İkinci öykümüz bizi, 19. yüzyılda genelevleriyle ün kazanmış Treviso şehrine götürüyor. Bu anlatıma göre tiramisunun kökeni, doğrudan bölgeye özgü lehçeden türemiş. “Tireme su” ifadesi, kelime anlamıyla “beni yukarı çek” ya da daha serbest bir çeviriyle “morale et, kaldır beni” gibi anlamlar taşıyor ve bu yönüyle tatlının ismine esin kaynağı olmuş. Rivayete göre, espresso, mascarpone peyniri, yumurta, şeker, savoiardi bisküvileri ve kakao gibi malzemelerin bir araya gelmesiyle elde edilen bu tatlının, zamanla uyarıcı ve canlandırıcı etkiler yarattığı fark edilmiş. Bu yüzden tiramisu, ilk olarak genelevlerde, özellikle de verdiği enerji ve moral artırıcı etkisi nedeniyle müşterilere ikram edilmeye başlanmış. Dönemin koşulları göz önüne alındığında  özellikle elektriğin henüz yaygınlaşmamış olması  soğuk tüketilmesi gereken bu tatlının yalnızca Treviso ve çevresinde hazırlanabileceği anlaşılıyor. Ayrıca anlatılanlara göre, tatlıya dair dikkat çekici bir başka detay da, özellikle yeni evlenen çiftlerin bu tatlıya ilgi göstermesi olmuş.

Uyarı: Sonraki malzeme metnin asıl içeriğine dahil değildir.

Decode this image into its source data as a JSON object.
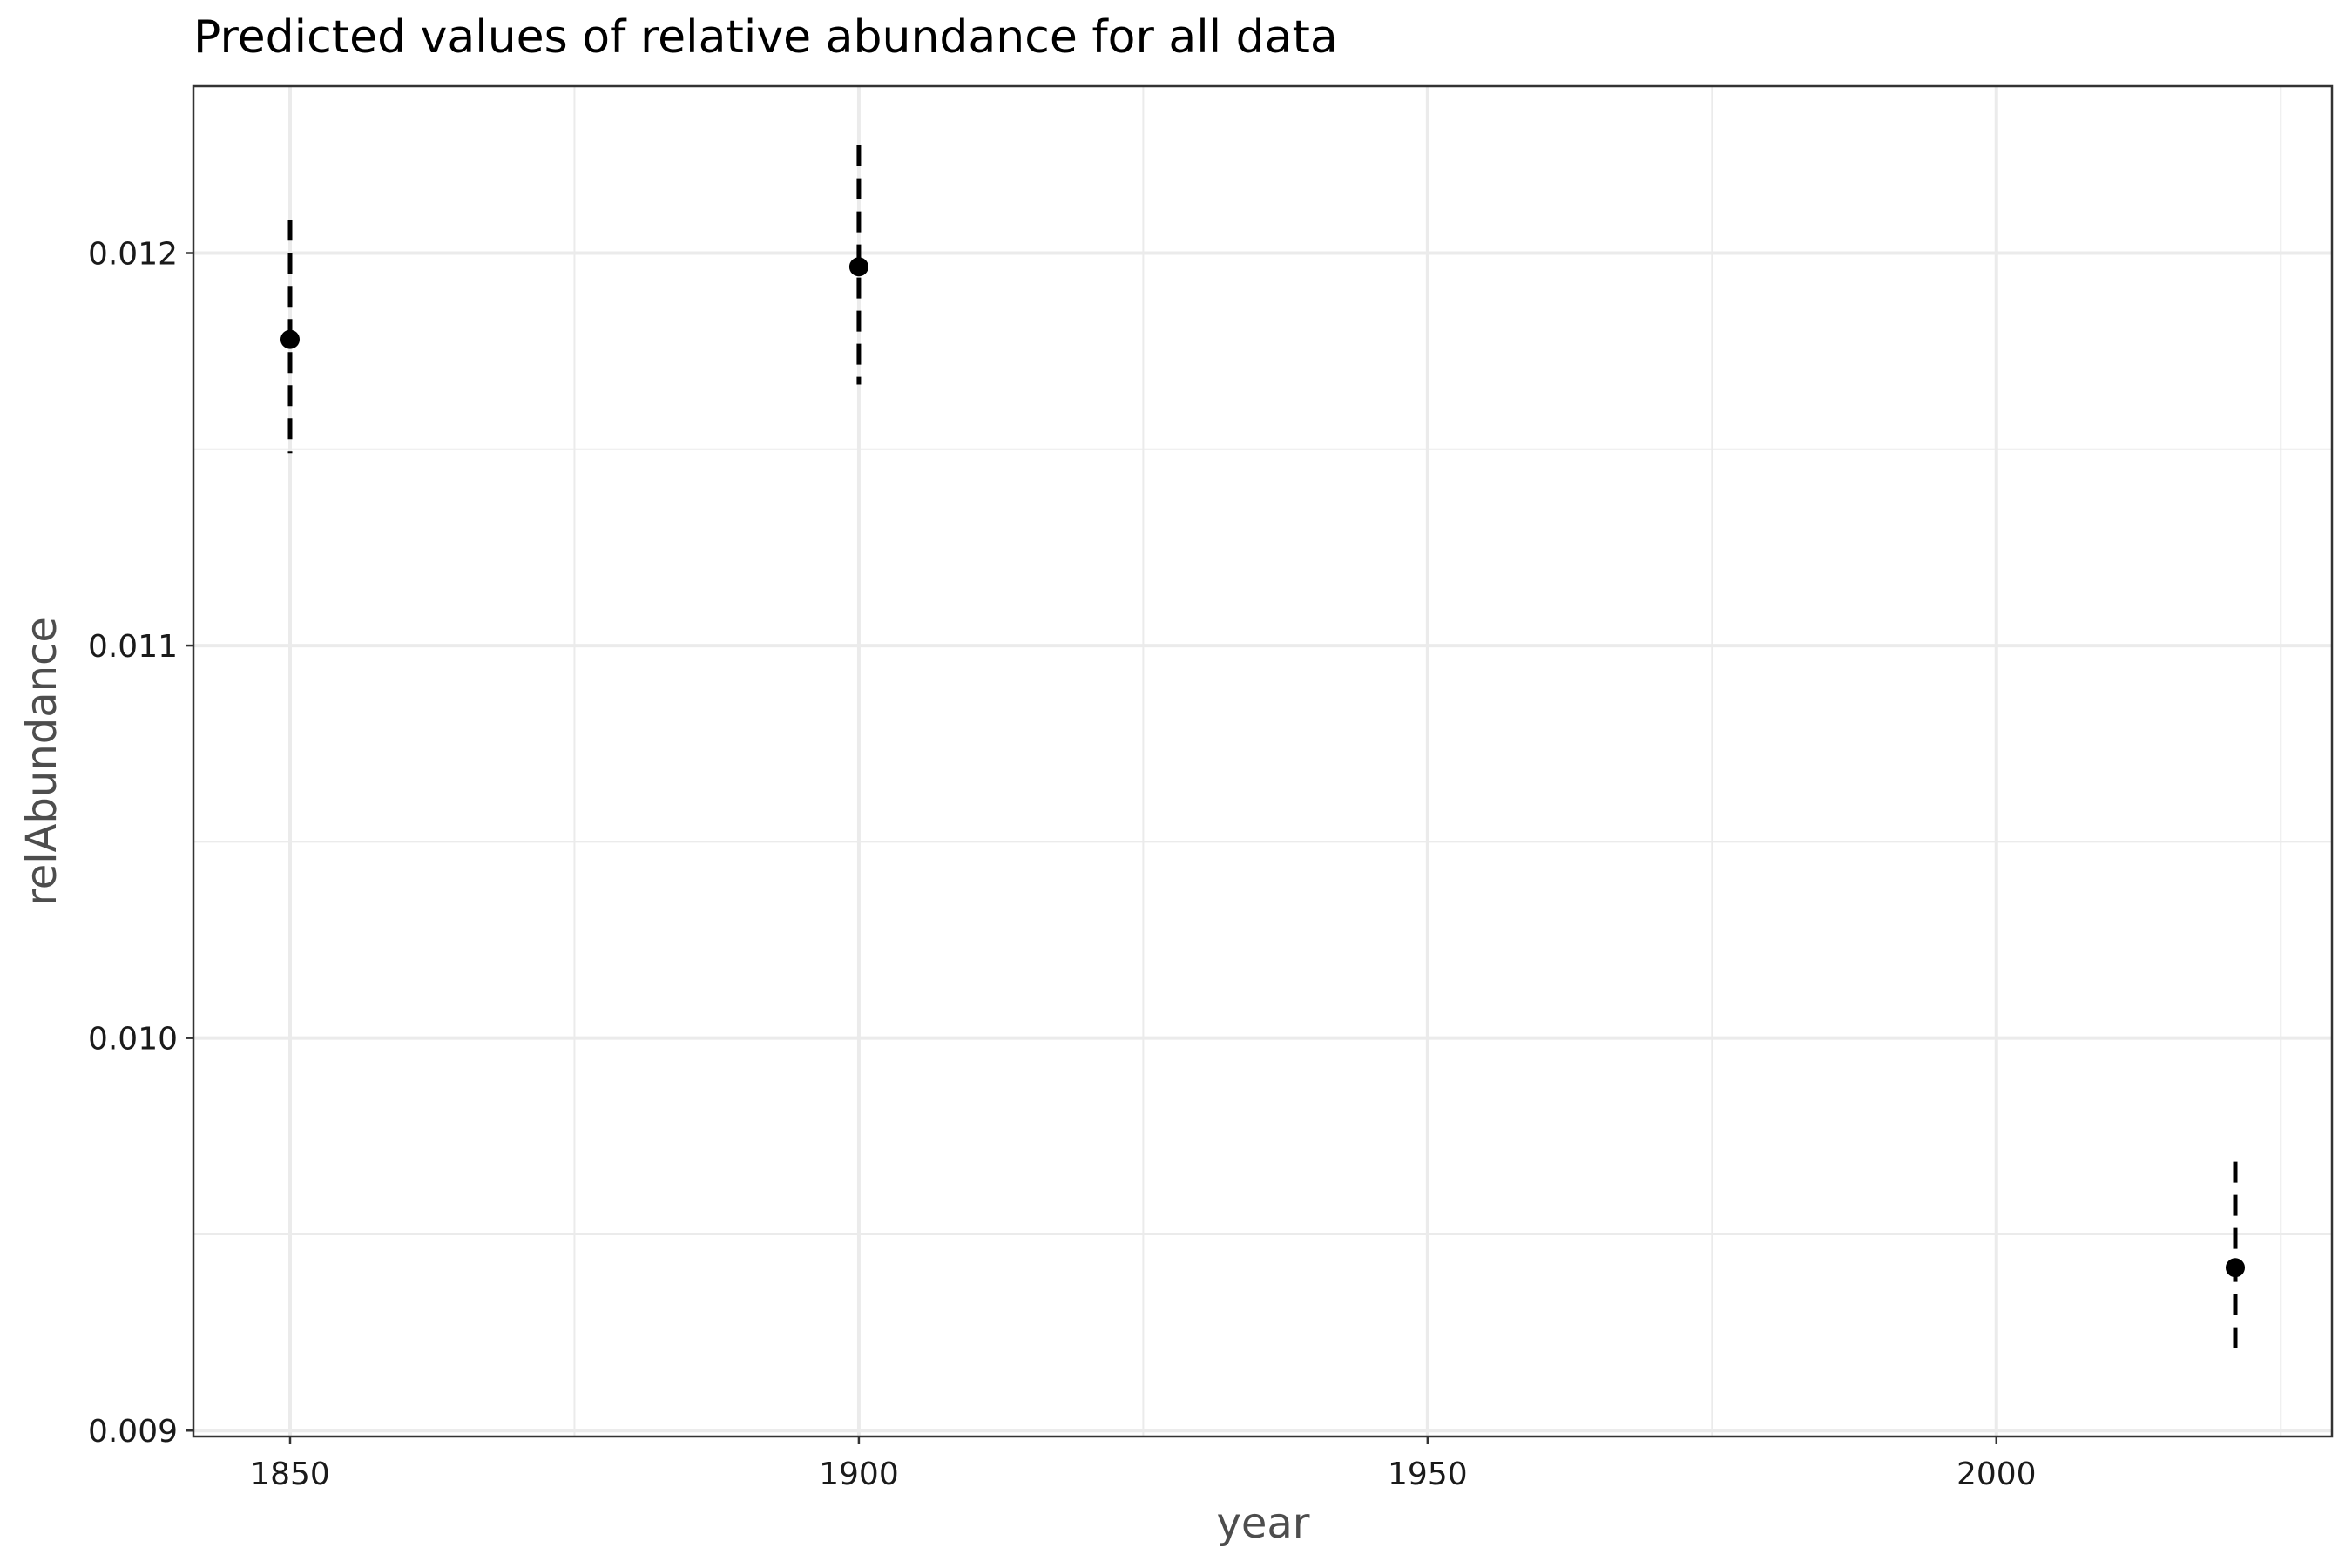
{
  "chart_data": {
    "type": "scatter",
    "title": "Predicted values of relative abundance for all data",
    "xlabel": "year",
    "ylabel": "relAbundance",
    "x": [
      1850,
      1900,
      2021
    ],
    "y": [
      0.01178,
      0.011965,
      0.009415
    ],
    "ci_low": [
      0.01149,
      0.011665,
      0.009185
    ],
    "ci_high": [
      0.012085,
      0.012275,
      0.009685
    ],
    "error_bar_style": "dashed",
    "xlim": [
      1841.5,
      2029.5
    ],
    "ylim": [
      0.008985,
      0.012425
    ],
    "x_ticks": [
      1850,
      1900,
      1950,
      2000
    ],
    "x_tick_labels": [
      "1850",
      "1900",
      "1950",
      "2000"
    ],
    "x_minor_ticks": [
      1875,
      1925,
      1975,
      2025
    ],
    "y_ticks": [
      0.009,
      0.01,
      0.011,
      0.012
    ],
    "y_tick_labels": [
      "0.009",
      "0.010",
      "0.011",
      "0.012"
    ],
    "y_minor_ticks": [
      0.0095,
      0.0105,
      0.0115
    ],
    "grid": true,
    "legend": false,
    "colors": {
      "point": "#000000",
      "grid": "#ebebeb",
      "border": "#333333",
      "axis_title": "#4d4d4d",
      "tick_label": "#1a1a1a"
    }
  }
}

Tiramisunun geçmişine dair araştırmalar yapan yemek tarihi yazarı Anna Maria Volpi’ye göre, bu tatlıyı geleneksel İtalyan yemek kitaplarında rastlamak oldukça zor. Bu da tiramisunun sandığımız kadar eski bir tarif olmadığını, aksine var olan bir tatlının yenilikçi bir yorumu olarak ortaya çıktığını gösteriyor. Volpi’nin dikkat çektiği o temel tarif ise “Zuppa Inglese” olarak biliniyor; yani “İngiliz Tatlısı”. Görünüm olarak tiramisuya benzeyen bu tatlı da kat kat hazırlanıyor. Ancak önemli farkları var: Zuppa Inglese’de likör ve meyve reçeli gibi malzemeler bulunuyor. Üstelik bu tatlı, Toscana Dükü Cosimo III de’ Medici’nin favorisi olan “Zuppa del Duca”ya da büyük ölçüde benzerlik taşıyor.

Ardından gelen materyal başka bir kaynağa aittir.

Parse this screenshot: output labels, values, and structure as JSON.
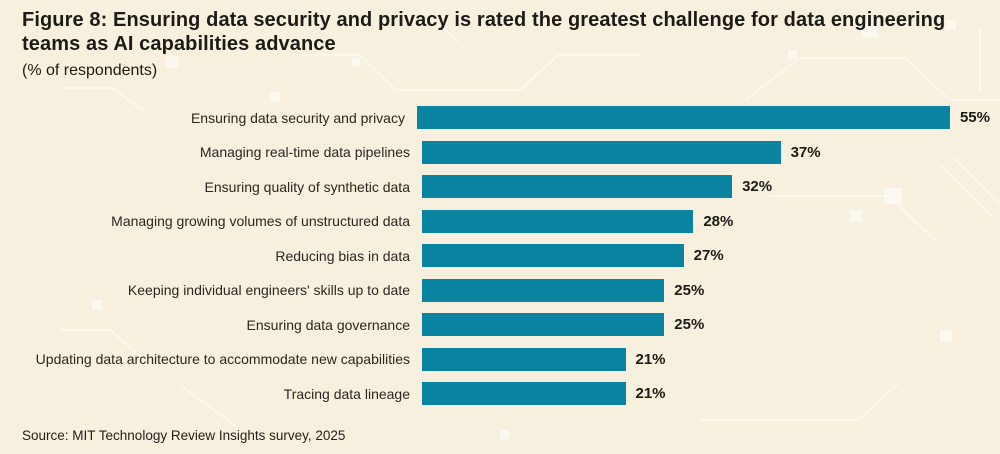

Volpi’nin anlattıklarına göre, tiramisudan ilk kez dolaylı bir şekilde 1968 yılında söz ediliyor. Ünlü İtalyan gastronom Giuseppe Maffioli’nin Il Ghiottone Veneto (Veneto’nun Oburu) adlı eserinde, tatlının içinde kullanılan kremadan ayrıntılı biçimde bahsediliyor. Kremanın, kurabiyelerle birlikte soğuk şekilde sunulduğu ve bu birleşimin enerji verici etkisi olduğu da belirtiliyor. Bu açıklama, günümüzdeki tiramisu tarifine doğrudan olmasa da güçlü bir öncül olarak görülebilir. Bildiğimiz şekliyle klasik tiramisunun ilk net tarifi ise 1983 yılında Giovanni Capnist tarafından kaleme alınan I Dolci del Veneto (Veneto’nun Tatlıları) kitabında yer alıyor. Capnist, bu tarifte tiramisuyu Treviso’ya özgü, bolca çeşitlendirilebilecek çağdaş bir tatlı olarak tanıtıyor. Tartışmayı noktalamaya çalışan bir diğer kaynak ise 1998 tarihli La Marca Gastronomica adlı kitap. Fernando ve Tina Raris tarafından yazılan bu eser tamamen Treviso mutfağına odaklanıyor ve tiramisunun bu bölgeye ait olduğunu güçlü bir şekilde savunuyor. Tüm bu hikâyelerin ardından, bu tartışmaların başrolündeki tatlının tarifini nasıl hazırlıyorum birlikte göz atalım.

Malzemeler:

400 ml tam yağlı krema
250 g mascarpone peyniri
75 ml marsala şarabı (isteğe bağlı olarak kahve likörü veya rom da kullanılabilir)
5 yemek kaşığı esmer şeker
2 yemek kaşığı granül kahve + 300 ml kaynar su ile hazırlanmış 300 ml kahve
175 g kedi dili bisküvi
25 g bitter çikolata
2 çay kaşığı kakao tozu

Hazırlanışı:

Önce büyük bir kaseye çifte krema, mascarpone peyniri, marsala şarabı ve şekeri koydum, ardından mikserle hepsini kalın çırpılmış krema kıvamına gelene kadar çırptım. Bu sırada granül kahveyi 300 ml kaynar suyla karıştırarak kahvemi hazırladım ve sığ bir kaba döktüm. Kedi dili bisküvilerini kahveye birkaç saniye batırarak her iki taraflarını da ıslattım, ama fazla yumuşamamalarına dikkat ettim. Bisküvilerin yarısını servis kabının tabanına yerleştirdikten sonra üzerine kremanın yarısını güzelce yaydım. Kalın tarafıyla rendelediğim bitter çikolatanın büyük kısmını kremanın üzerine serptim. Kalan bisküvileri de aynı şekilde kahveye batırarak ikinci katmanı oluşturdum ve üstüne kalan kremayı yaydım. Son olarak, tiramisunun üzerine kakao tozu serptim ve kalan rendelenmiş çikolatayı da ekledim. Tatlıyı buzdolabında en az dört saat, tercihen bir gece boyunca dinlenmeye bıraktım.